The investor also sees a current boom in defense-related solutions – and, by extension, in the space industry.
“Funds’ behavior in defense is reactive. My sense is that few anticipated demand for military technologies on this scale. As a result, the VC market is lagging behind the rapid changes taking place in this field. The winners are those who were prepared early or were able to adapt their civilian solutions for defense applications,” Mr. Rokosz concludes.
Are we concerned about an AI bubble bursting? In short, no – not in a way that would alter our investment approach. Our portfolio companies are not selling “AI for AI’s sake”. They solve very specific customer problems far more effectively than was possible before the advent of artificial intelligence, and they do so in narrow, well-defined niches. Their solutions are embedded in clients’ real operating processes, generate measurable business value, and scale in a capital-efficient way – often with a lower burn rate than traditional software companies from a few years ago.

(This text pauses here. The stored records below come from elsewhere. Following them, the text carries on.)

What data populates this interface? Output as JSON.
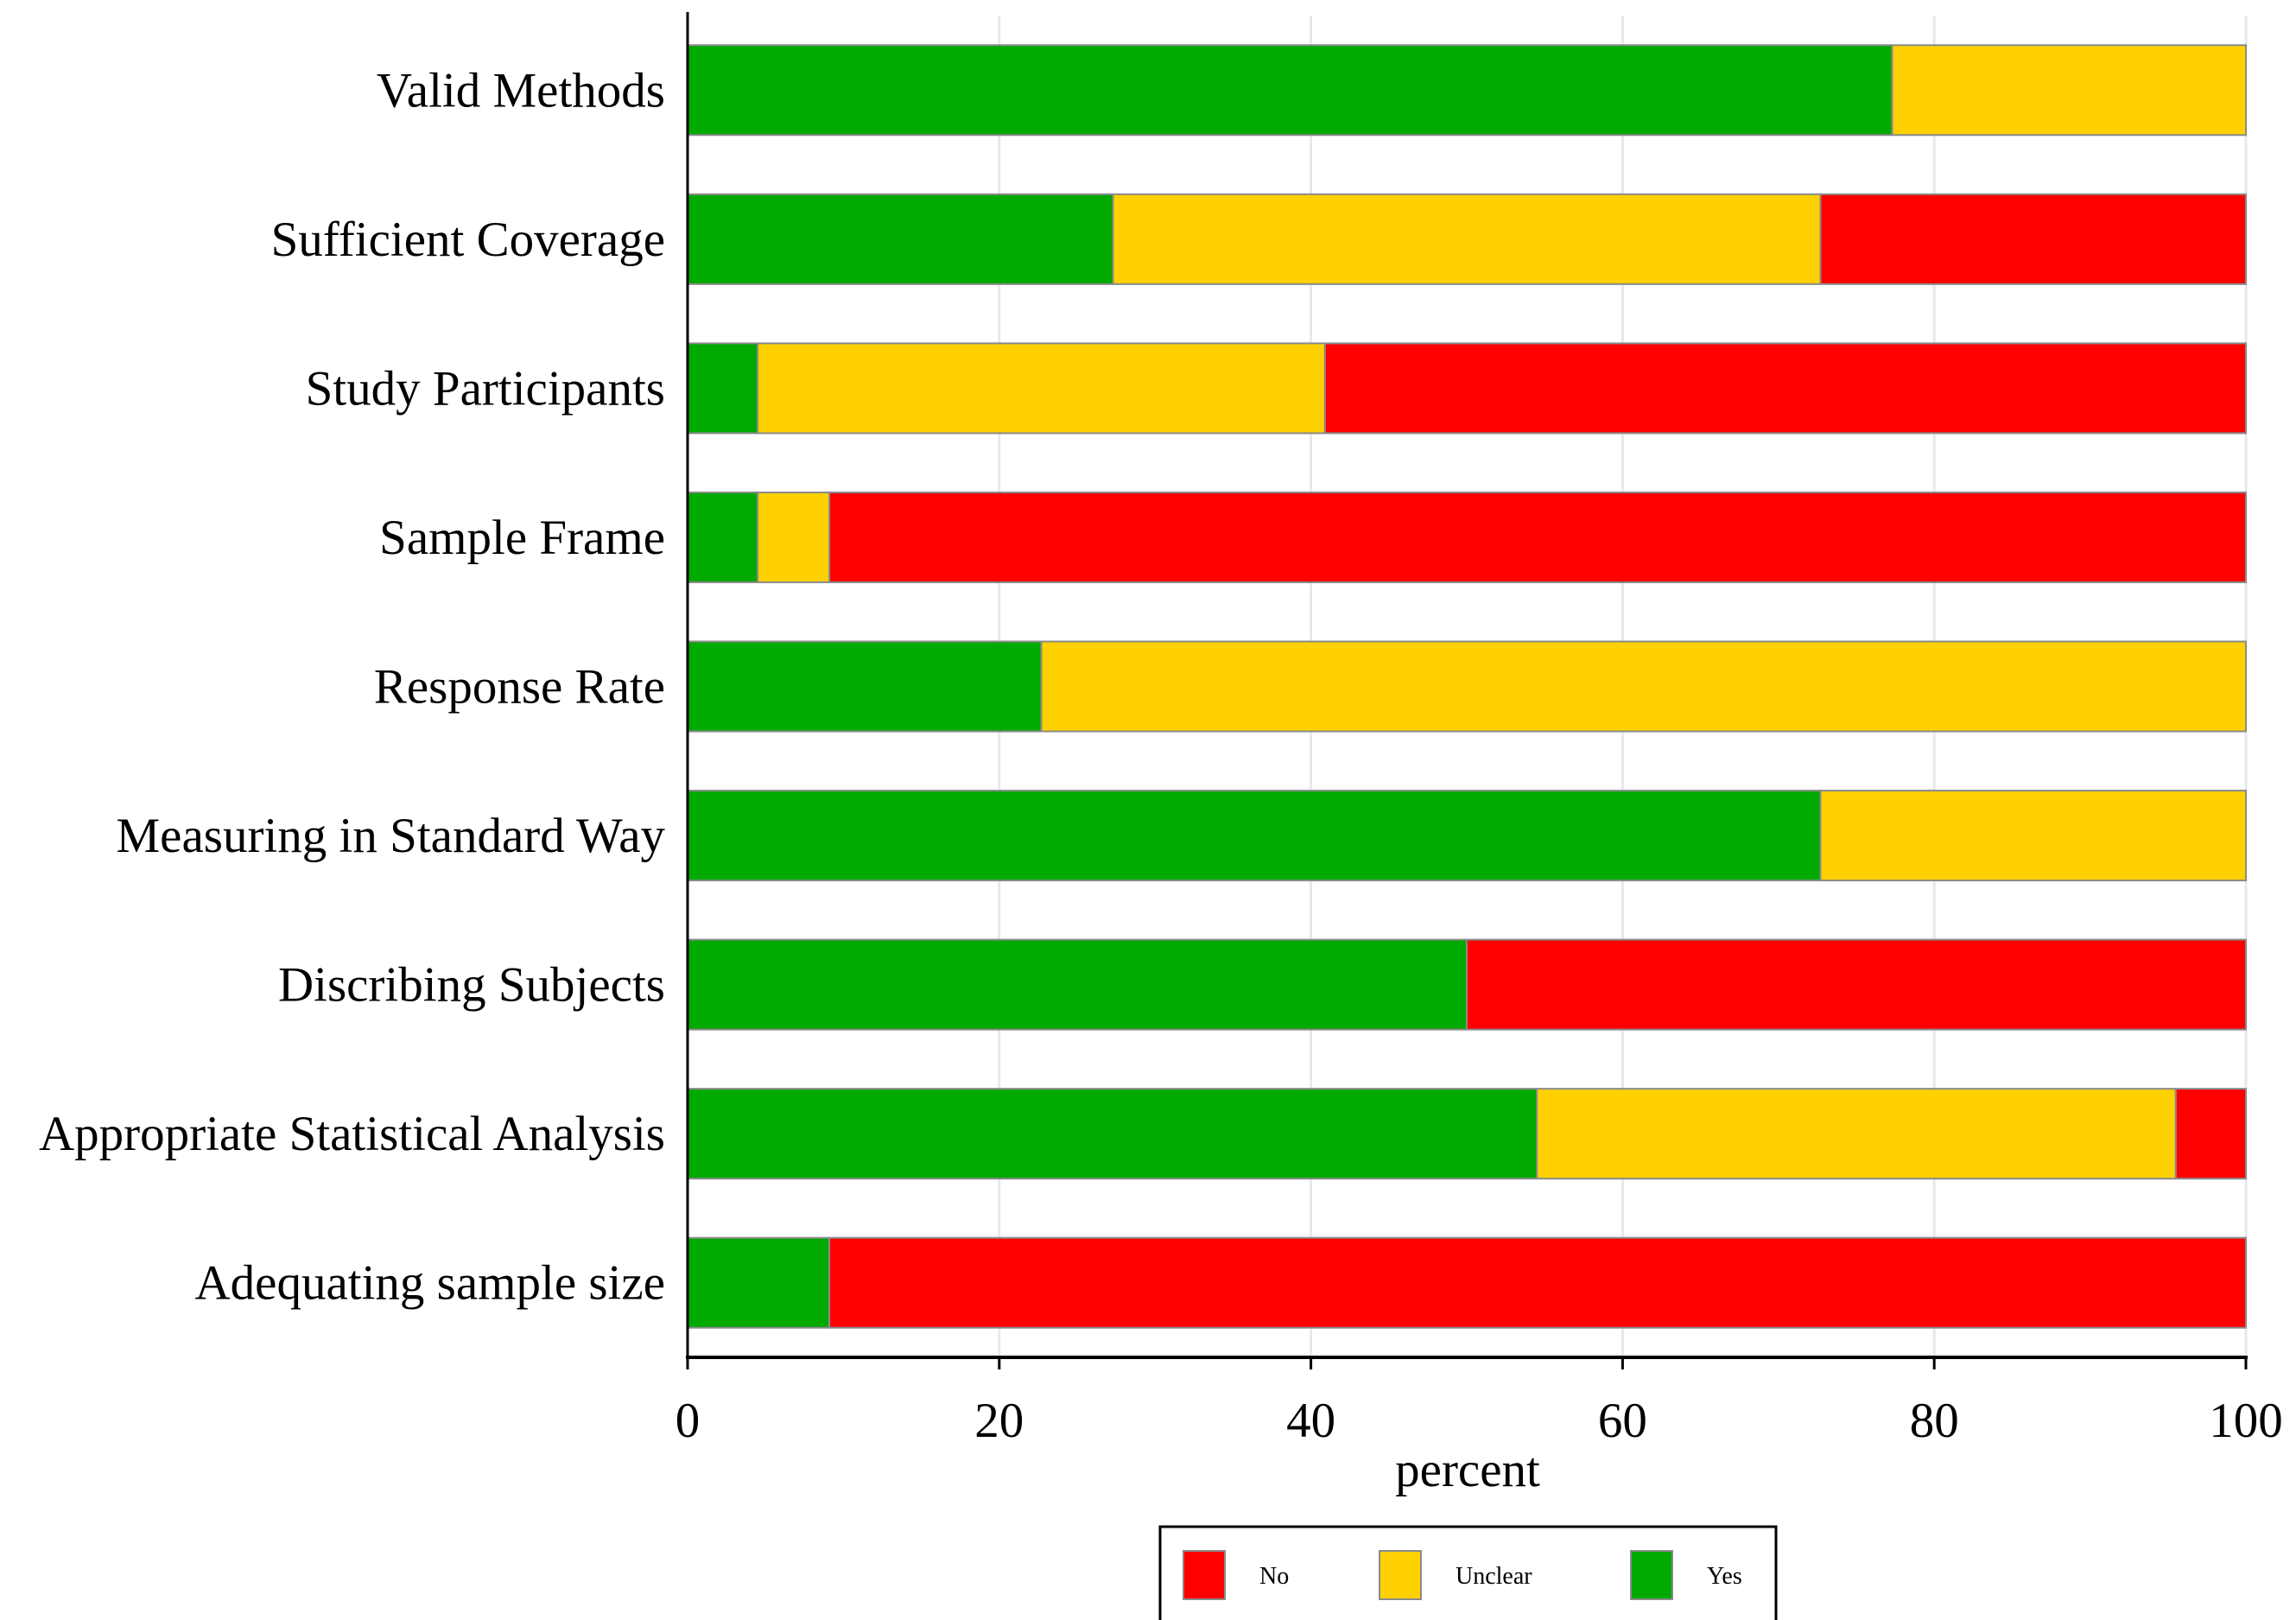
{
  "chart_data": {
    "type": "bar",
    "orientation": "horizontal",
    "stacked": true,
    "categories": [
      "Valid Methods",
      "Sufficient Coverage",
      "Study Participants",
      "Sample Frame",
      "Response Rate",
      "Measuring in Standard Way",
      "Discribing Subjects",
      "Appropriate Statistical Analysis",
      "Adequating sample size"
    ],
    "series": [
      {
        "name": "Yes",
        "color": "#00AA00",
        "values": [
          77.3,
          27.3,
          4.5,
          4.5,
          22.7,
          72.7,
          50.0,
          54.5,
          9.1
        ]
      },
      {
        "name": "Unclear",
        "color": "#FFD100",
        "values": [
          22.7,
          45.4,
          36.4,
          4.6,
          77.3,
          27.3,
          0.0,
          41.0,
          0.0
        ]
      },
      {
        "name": "No",
        "color": "#FF0000",
        "values": [
          0.0,
          27.3,
          59.1,
          90.9,
          0.0,
          0.0,
          50.0,
          4.5,
          90.9
        ]
      }
    ],
    "xlabel": "percent",
    "ylabel": "",
    "xlim": [
      0,
      100
    ],
    "xticks": [
      0,
      20,
      40,
      60,
      80,
      100
    ],
    "xtick_labels": [
      "0",
      "20",
      "40",
      "60",
      "80",
      "100"
    ],
    "grid": "vertical",
    "legend": {
      "position": "bottom",
      "order": [
        "No",
        "Unclear",
        "Yes"
      ]
    }
  }
}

Even if public markets go through a valuation correction for “AI-labelled” companies, client-side processes will not reverse course – because these solutions work and are indispensable. AI technology is here to stay. Any bursting of the bubble would simply clear the market of projects with no real value.
- Investors are placing growing emphasis on solid business fundamentals, scalability and resilience to market shifts, in an effort to protect themselves against the risk of overinvestment and a potential bursting of the AI bubble. After all, the sums now at stake are larger than ever.
- Artificial intelligence has become a core, cross-cutting element of VC investment strategies rather than a standalone category. Today it strengthens projects in health care, finance, data analytics and energy, and increasingly determines their competitiveness. Looking ahead, AI components within individual industries are likely to be the main drivers of further growth. The technology will also make it easier to build products faster and at lower cost.
- Poland’s venture-capital market is evolving toward more technologically advanced projects, such as deeptech, defense and AI infrastructure. Even so, generalist funds – able to respond flexibly to shifting trends – still dominate. It is deeptech, however, that most often attracts so-called mega-rounds, meaning transactions of above-average value for the market. Companies such as Iceye and ElevenLabs are prime examples.